Hoy se reactualizan las viejas disputas entre unitarios y federales; aparecen los panteones, entre ellos el revisionista, con Juan Manuel de Rosas a la cabeza como el gran campeón del federalismo, a partir de la construcción de una república federal y una confederación federal, donde el federalismo pasa a ser una idea indiscutible. Es decir, no se somete a discusión ni a revisión qué forma debía adoptar ese federalismo. Lo que tenemos en realidad es una forma institucionalmente confederal, con provincias autónomas, pero donde la provincia más importante, que es Buenos Aires, puede (a partir de un rosismo que hace del federalismo esta reivindicación, no en términos de forma de gobierno sino de lucha facciosa) imponer un sistema. Dentro de la provincia de Buenos Aires este sistema va ser de carácter unanimista y plebiscitario y, hacia afuera, gracias al pacto federal, le otorga a Buenos Aires las relaciones exteriores y los mecanismos para intervenir en las provincias. Todo esto acompañado con amenazas de coacción, el envío de ejércitos si era necesario, pero también con la convicción de que a través de mecanismos de consenso se podía lograr esta suerte de unanimidad federal en toda la confederación. Rosas logra hacer con el federalismo una gran bandera política, que le da mucho poder. 

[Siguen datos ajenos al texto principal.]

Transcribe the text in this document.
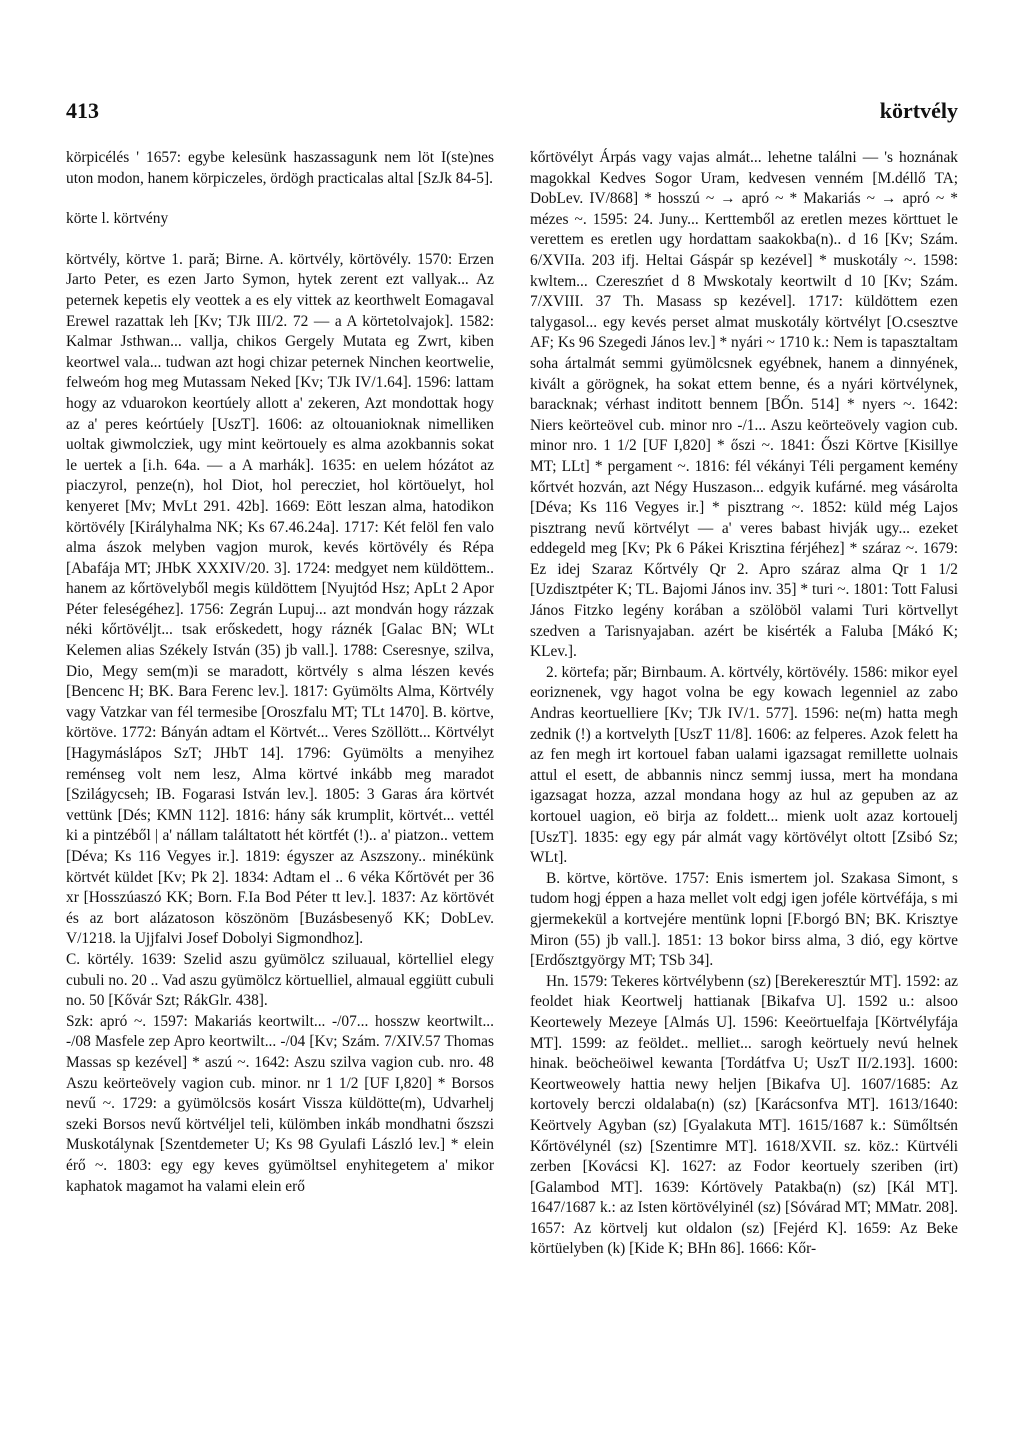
413	körtvély

körpicélés ' 1657: egybe kelesünk haszassagunk nem löt I(ste)nes uton modon, hanem körpiczeles, ördögh practicalas altal [SzJk 84-5].

körte l. körtvény

körtvély, körtve 1. pară; Birne. A. körtvély, körtövély. 1570: Erzen Jarto Peter, es ezen Jarto Symon, hytek zerent ezt vallyak... Az peternek kepetis ely veottek a es ely vittek az keorthwelt Eomagaval Erewel razattak leh [Kv; TJk III/2. 72 — a A körtetolvajok]. 1582: Kalmar Jsthwan... vallja, chikos Gergely Mutata eg Zwrt, kiben keortwel vala... tudwan azt hogi chizar peternek Ninchen keortwelie, felweóm hog meg Mutassam Neked [Kv; TJk IV/1.64]. 1596: lattam hogy az vduarokon keortúely allott a' zekeren, Azt mondottak hogy az a' peres keórtúely [UszT]. 1606: az oltouanioknak nimelliken uoltak giwmolcziek, ugy mint keörtouely es alma azokbannis sokat le uertek a [i.h. 64a. — a A marhák]. 1635: en uelem hózátot az piaczyrol, penze(n), hol Diot, hol perecziet, hol körtöuelyt, hol kenyeret [Mv; MvLt 291. 42b]. 1669: Eött leszan alma, hatodikon körtövély [Királyhalma NK; Ks 67.46.24a]. 1717: Két felöl fen valo alma ászok melyben vagjon murok, kevés körtövély és Répa [Abafája MT; JHbK XXXIV/20. 3]. 1724: medgyet nem küldöttem.. hanem az kőrtövelyből megis küldöttem [Nyujtód Hsz; ApLt 2 Apor Péter feleségéhez]. 1756: Zegrán Lupuj... azt mondván hogy rázzak néki kőrtövéljt... tsak erőskedett, hogy ráznék [Galac BN; WLt Kelemen alias Székely István (35) jb vall.]. 1788: Cseresnye, szilva, Dio, Megy sem(m)i se maradott, körtvély s alma lészen kevés [Bencenc H; BK. Bara Ferenc lev.]. 1817: Gyümölts Alma, Körtvély vagy Vatzkar van fél termesibe [Oroszfalu MT; TLt 1470]. B. körtve, körtöve. 1772: Bányán adtam el Körtvét... Veres Szöllött... Körtvélyt [Hagymáslápos SzT; JHbT 14]. 1796: Gyümölts a menyihez reménseg volt nem lesz, Alma körtvé inkább meg maradot [Szilágycseh; IB. Fogarasi István lev.]. 1805: 3 Garas ára körtvét vettünk [Dés; KMN 112]. 1816: hány sák krumplit, körtvét... vettél ki a pintzéből | a' nállam találtatott hét körtfét (!).. a' piatzon.. vettem [Déva; Ks 116 Vegyes ir.]. 1819: égyszer az Aszszony.. minékünk körtvét küldet [Kv; Pk 2]. 1834: Adtam el .. 6 véka Kőrtövét per 36 xr [Hosszúaszó KK; Born. F.Ia Bod Péter tt lev.]. 1837: Az körtövét és az bort alázatoson köszönöm [Buzásbesenyő KK; DobLev. V/1218. la Ujjfalvi Josef Dobolyi Sigmondhoz].

C. körtély. 1639: Szelid aszu gyümölcz sziluaual, körtelliel elegy cubuli no. 20 .. Vad aszu gyümölcz körtuelliel, almaual eggiütt cubuli no. 50 [Kővár Szt; RákGlr. 438].

Szk: apró ~. 1597: Makariás keortwilt... -/07... hosszw keortwilt... -/08 Masfele zep Apro keortwilt... -/04 [Kv; Szám. 7/XIV.57 Thomas Massas sp kezével] * aszú ~. 1642: Aszu szilva vagion cub. nro. 48 Aszu keörteövely vagion cub. minor. nr 1 1/2 [UF I,820] * Borsos nevű ~. 1729: a gyümölcsös kosárt Vissza küldötte(m), Udvarhelj szeki Borsos nevű körtvéljel teli, külömben inkáb mondhatni őszszi Muskotálynak [Szentdemeter U; Ks 98 Gyulafi László lev.] * elein érő ~. 1803: egy egy keves gyümöltsel enyhitegetem a' mikor kaphatok magamot ha valami elein erő

kőrtövélyt Árpás vagy vajas almát... lehetne találni — 's hoznának magokkal Kedves Sogor Uram, kedvesen venném [M.déllő TA; DobLev. IV/868] * hosszú ~ → apró ~ * Makariás ~ → apró ~ * mézes ~. 1595: 24. Juny... Kerttemből az eretlen mezes körttuet le verettem es eretlen ugy hordattam saakokba(n).. d 16 [Kv; Szám. 6/XVIIa. 203 ifj. Heltai Gáspár sp kezével] * muskotály ~. 1598: kwltem... Czereszńet d 8 Mwskotaly keortwilt d 10 [Kv; Szám. 7/XVIII. 37 Th. Masass sp kezével]. 1717: küldöttem ezen talygasol... egy kevés perset almat muskotály körtvélyt [O.csesztve AF; Ks 96 Szegedi János lev.] * nyári ~ 1710 k.: Nem is tapasztaltam soha ártalmát semmi gyümölcsnek egyébnek, hanem a dinnyének, kivált a görögnek, ha sokat ettem benne, és a nyári körtvélynek, baracknak; vérhast inditott bennem [BŐn. 514] * nyers ~. 1642: Niers keörteövel cub. minor nro -/1... Aszu keörteövely vagion cub. minor nro. 1 1/2 [UF I,820] * őszi ~. 1841: Őszi Körtve [Kisillye MT; LLt] * pergament ~. 1816: fél vékányi Téli pergament kemény kőrtvét hozván, azt Négy Huszason... edgyik kufárné. meg vásárolta [Déva; Ks 116 Vegyes ir.] * pisztrang ~. 1852: küld még Lajos pisztrang nevű körtvélyt — a' veres babast hivják ugy... ezeket eddegeld meg [Kv; Pk 6 Pákei Krisztina férjéhez] * száraz ~. 1679: Ez idej Szaraz Kőrtvély Qr 2. Apro száraz alma Qr 1 1/2 [Uzdisztpéter K; TL. Bajomi János inv. 35] * turi ~. 1801: Tott Falusi János Fitzko legény korában a szölöböl valami Turi körtvellyt szedven a Tarisnyajaban. azért be kisérték a Faluba [Mákó K; KLev.].

2. körtefa; păr; Birnbaum. A. körtvély, körtövély. 1586: mikor eyel eoriznenek, vgy hagot volna be egy kowach legenniel az zabo Andras keortuelliere [Kv; TJk IV/1. 577]. 1596: ne(m) hatta megh zednik (!) a kortvelyth [UszT 11/8]. 1606: az felperes. Azok felett ha az fen megh irt kortouel faban ualami igazsagat remillette uolnais attul el esett, de abbannis nincz semmj iussa, mert ha mondana igazsagat hozza, azzal mondana hogy az hul az gepuben az az kortouel uagion, eö birja az foldett... mienk uolt azaz kortouelj [UszT]. 1835: egy egy pár almát vagy körtövélyt oltott [Zsibó Sz; WLt].

B. körtve, körtöve. 1757: Enis ismertem jol. Szakasa Simont, s tudom hogj éppen a haza mellet volt edgj igen joféle körtvéfája, s mi gjermekekül a kortvejére mentünk lopni [F.borgó BN; BK. Krisztye Miron (55) jb vall.]. 1851: 13 bokor birss alma, 3 dió, egy körtve [Erdősztgyörgy MT; TSb 34].

Hn. 1579: Tekeres körtvélybenn (sz) [Berekeresztúr MT]. 1592: az feoldet hiak Keortwelj hattianak [Bikafva U]. 1592 u.: alsoo Keortewely Mezeye [Almás U]. 1596: Keeörtuelfaja [Körtvélyfája MT]. 1599: az feöldet.. melliet... sarogh keörtuely nevú helnek hinak. beöcheöiwel kewanta [Tordátfva U; UszT II/2.193]. 1600: Keortweowely hattia newy heljen [Bikafva U]. 1607/1685: Az kortovely berczi oldalaba(n) (sz) [Karácsonfva MT]. 1613/1640: Keörtvely Agyban (sz) [Gyalakuta MT]. 1615/1687 k.: Sümőltsén Kőrtövélynél (sz) [Szentimre MT]. 1618/XVII. sz. köz.: Kürtvéli zerben [Kovácsi K]. 1627: az Fodor keortuely szeriben (irt) [Galambod MT]. 1639: Kórtövely Patakba(n) (sz) [Kál MT]. 1647/1687 k.: az Isten körtövélyinél (sz) [Sóvárad MT; MMatr. 208]. 1657: Az körtvelj kut oldalon (sz) [Fejérd K]. 1659: Az Beke körtüelyben (k) [Kide K; BHn 86]. 1666: Kőr-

¿Cuánto de esto se constituyó en una práctica política común en el siglo XX y hasta nuestros días? 

La Constitución de 1853, entre otras cosas, establece un punto fundamental para diferenciarse del rosismo y evitar los riesgos que un régimen unanimista podía acarrear al prohibir explícitamente el otorgamiento de facultades extraordinarias. Líderes con vocación plebiscitaria tuvimos siempre. Yrigoyen la tuvo; obviamente, Perón. Ahora, va adoptando distintos formatos y variantes en las prácticas políticas e institucionales, pero sin duda que esta reivindicación de una soberanía popular, que a través de la aritmética del voto busca refrendar determinadas políticas de Estado, está muy presente en nuestra historia y sigue vigente en nuestros días, aunque revista un carácter de novedad. Es una idea muy vieja, diría pre-constitucional. 

¿Hay algo de eso en la reivindicación revisionista que hace el kirchnerismo? 

El Gobierno tiene una vocación pocas veces vista por hacer un uso político del pasado, por reivindicar una línea específica de ese pasado. Lo está mostrando en las últimas iniciativas públicas, desde la conformación del Instituto Dorrego y lo que está ocurriendo ahora con los cambios en el Museo Histórico Nacional y otros espacios, como el Museo del Cabildo. Se pretende imponer una línea muy anacrónica, que reivindica un determinado panteón y ciertos personajes. Es una línea que no es nada nueva y se fue construyendo a partir de los años 30, con ese revisionismo histórico. Aquello que nació como una disputa ideológica frente al liberalismo hoy sorprende a gran parte de la ciudadanía y a los historiadores como una operación de reivindicar una línea que no revisa el pasado sino que pretende escribirlo a su medida. 

¿No alienta el debate esta confrontación de perspectivas? 

El Bicentenario fue un momento de oportunidad para enriquecer el gran debate en torno a nuestra historia; un debate donde se disputan las memorias históricas y las distintas interpretaciones. La sensación que tengo es que, lejos de abrir ese debate, lo que se hace es cerrarlo y tratar de imponer nuevamente a la historia como el gran tribunal que dirime entre buenos y malos. Faccionaliza el espacio historiográfico y es muy eficaz para sostener la división entre los distintos sectores ideológicos de nuestro país, pero le hace un flaco tributo a ese pasado, con toda la riqueza que éste tiene.